Quick Summary
- Shares of Eli Lilly declined 3% following a report from an analyst highlighting a liver failure incident in the FDA’s adverse event database connected to Foundayo, the company’s oral GLP-1 medication
- The incident concerned a 56-year-old patient; Eli Lilly quickly refuted the connection, stating the case was unrelated to Foundayo
- Several Wall Street experts characterized the market reaction as excessive and recommended purchasing shares at the lower price
- Since its debut last month, Foundayo has already been prescribed to 20,000 patients, with 80% being first-time GLP-1 users
- In its most recent earnings report, Lilly posted 125% revenue growth for Mounjaro at $8.6B and 80% growth for Zepbound at $4.1B
Shares of Eli Lilly experienced approximately a 3% decline Monday morning following a report from Evercore ISI analyst Umer Raffat, who identified a hepatic failure incident in the FDA Adverse Event Reporting System (FAERS) associated with Foundayo, the pharmaceutical giant’s recently introduced oral GLP-1 treatment.
The reported incident involved a 56-year-old male patient and potentially occurred on or prior to April 15. The submission to the FDA was made on April 30.
LLY traded around $934 during early Monday trading hours before experiencing a partial rebound. Competitor Novo Nordisk (NVO) saw its shares climb approximately 2% following the disclosure.
Raffat emphasized that examining this case independently would be inappropriate. He highlighted that hepatic failure reports have surfaced across various GLP-1 medications — with Ozempic showing 33 documented cases, Wegovy showing 15, Mounjaro showing 30, and Zepbound showing 2.
He stated the “onus is on LLY” to conduct thorough and expeditious reviews of liver-related cases to prevent misunderstandings, particularly considering previous liver toxicity concerns associated with other oral GLP-1 compounds, including a candidate from Pfizer.
Lilly responded swiftly to the situation. The pharmaceutical company refuted the report after conducting an investigation that concluded it had no connection to Foundayo.
Wolfe analyst Alexandria Hammond supported Lilly’s stance. She characterized the pre-market selloff as “overdone” and indicated she would purchase shares at the reduced price.
Bernstein’s Christian Moore shared a similar perspective. He argued that missing a liver toxicity signal seemed improbable considering the extensive clinical trial data compiled for Foundayo, and also stated his intention to buy during the price decline.
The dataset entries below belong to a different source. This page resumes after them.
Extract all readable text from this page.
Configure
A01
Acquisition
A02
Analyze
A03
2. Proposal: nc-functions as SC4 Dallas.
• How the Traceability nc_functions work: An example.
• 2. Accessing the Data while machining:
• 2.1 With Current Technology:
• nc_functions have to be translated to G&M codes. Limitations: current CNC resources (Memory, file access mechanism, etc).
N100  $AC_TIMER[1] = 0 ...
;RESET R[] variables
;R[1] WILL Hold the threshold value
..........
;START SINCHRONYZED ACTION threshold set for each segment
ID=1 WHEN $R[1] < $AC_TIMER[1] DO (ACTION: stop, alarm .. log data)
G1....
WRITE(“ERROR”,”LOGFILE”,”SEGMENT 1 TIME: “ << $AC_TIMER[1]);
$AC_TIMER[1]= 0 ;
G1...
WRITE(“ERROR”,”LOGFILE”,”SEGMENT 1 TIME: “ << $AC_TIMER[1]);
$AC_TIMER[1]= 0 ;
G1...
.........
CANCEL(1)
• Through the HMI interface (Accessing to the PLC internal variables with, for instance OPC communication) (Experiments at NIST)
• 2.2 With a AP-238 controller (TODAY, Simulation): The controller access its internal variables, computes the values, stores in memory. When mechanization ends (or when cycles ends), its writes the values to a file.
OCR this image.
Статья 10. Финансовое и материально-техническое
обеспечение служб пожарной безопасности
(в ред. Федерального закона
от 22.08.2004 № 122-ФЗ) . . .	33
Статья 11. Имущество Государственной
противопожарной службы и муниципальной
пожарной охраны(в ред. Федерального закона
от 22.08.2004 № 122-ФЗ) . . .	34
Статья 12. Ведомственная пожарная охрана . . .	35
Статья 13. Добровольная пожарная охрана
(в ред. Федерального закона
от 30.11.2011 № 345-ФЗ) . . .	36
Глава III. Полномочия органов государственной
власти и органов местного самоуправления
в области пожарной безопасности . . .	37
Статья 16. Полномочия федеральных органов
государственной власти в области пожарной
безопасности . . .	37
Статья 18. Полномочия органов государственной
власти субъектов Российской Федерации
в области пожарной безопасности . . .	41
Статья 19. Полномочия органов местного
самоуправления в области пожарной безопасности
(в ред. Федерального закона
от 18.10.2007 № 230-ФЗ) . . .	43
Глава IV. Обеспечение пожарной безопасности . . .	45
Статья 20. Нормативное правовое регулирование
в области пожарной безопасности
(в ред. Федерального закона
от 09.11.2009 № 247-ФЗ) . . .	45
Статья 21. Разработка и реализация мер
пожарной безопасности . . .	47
Foundayo’s hepatic safety profile has undergone evaluation in numerous studies, including the 2,800-participant ACHIEVE-4 trial, which examined hepatic safety at the FDA’s directive and identified no safety concerns.
Strong Initial Performance for Foundayo
Since debuting last month, Foundayo has already reached 20,000 patients. A significant finding: 80% of these patients represent individuals who have never used GLP-1 medications before, indicating the pill format is broadening the market instead of simply shifting patients from injectable formulations.
Foundayo possesses a convenience advantage compared to Novo Nordisk’s oral Wegovy — it doesn’t mandate taking the medication on an empty stomach, simplifying integration into patients’ daily schedules.
Lilly is also making headway in expanding prescriber awareness and securing availability through major pharmacy networks.
Lilly’s Fundamental Performance Stays Robust
The stock decline occurred despite Lilly delivering impressive quarterly results the previous week. Mounjaro revenue surged 125% to reach $8.6 billion while Zepbound increased 80% to $4.1 billion.
Lilly commands approximately 60% of the U.S. GLP-1 medication market share, supported partly by head-to-head clinical study results demonstrating superior weight reduction compared to rival medications.
The pharmaceutical company is actively developing additional weight loss drug candidates within its research pipeline.